A gunman opened fire inside Bronx Lebanon Hospital in New York City on Friday afternoon, killing at least one person and injuring six others.
According to the Associated Press, the shooter was a doctor formerly employed by the hospital, and wore a lab coat during the assault. Police said the gunman died from a self-inflicted gunshot.
Disgruntled employees shoot up their current or former workplaces with alarming regularity. The incident in the Bronx marked at least the fifth incident in June, according to an analysis by The Trace of shootings logged by the nonprofit Gun Violence Archive. At least a dozen people died in the attacks, not including the shooters.
- On June 5, a recently fired employee of an Orlando awning company fatally shot five former co-workers and then himself.
- On June 8, a grocery store clerk in Tunkhannock, Pennsylvania, fatally shot three of his co-workers and then himself.
- On June 14, a UPS employee in San Francisco fatally shot three co-workers before killing himself.
- On June 20, an employee at a San Diego biotech company shot his coworker in the head, critically wounding him.
There’s no uniform standard for what qualifies as a workplace shooting. An analysis by the Federal Bureau of Investigation of 160 active-shooter incidents between 2000 and 2013 found that active shooters targeted businesses “more than 40 percent of the time.” The report focused on shootings that left three or more people dead.

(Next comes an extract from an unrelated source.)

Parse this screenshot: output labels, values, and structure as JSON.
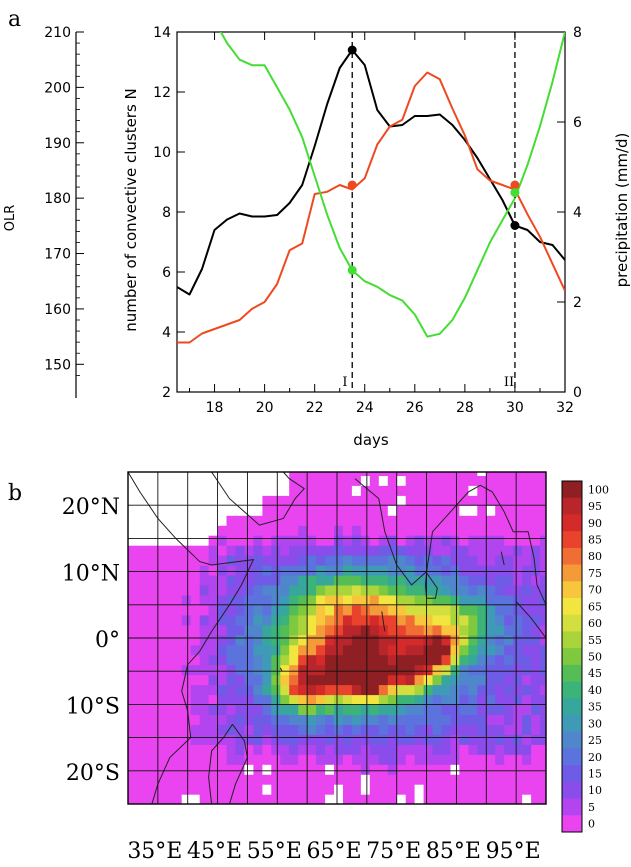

That analysis, however, considered healthcare facilities as a separate category from businesses. Four active-shooter incidents, accounting for 2.5 percent of incidents over the time considered, took place in a hospital, clinic, or doctor’s office, the report says.
The analysis also did not seek to identify the relationship of the shooter to the business he or she targeted — meaning that the count includes shootings by people who had not worked at the place where the incident occurred.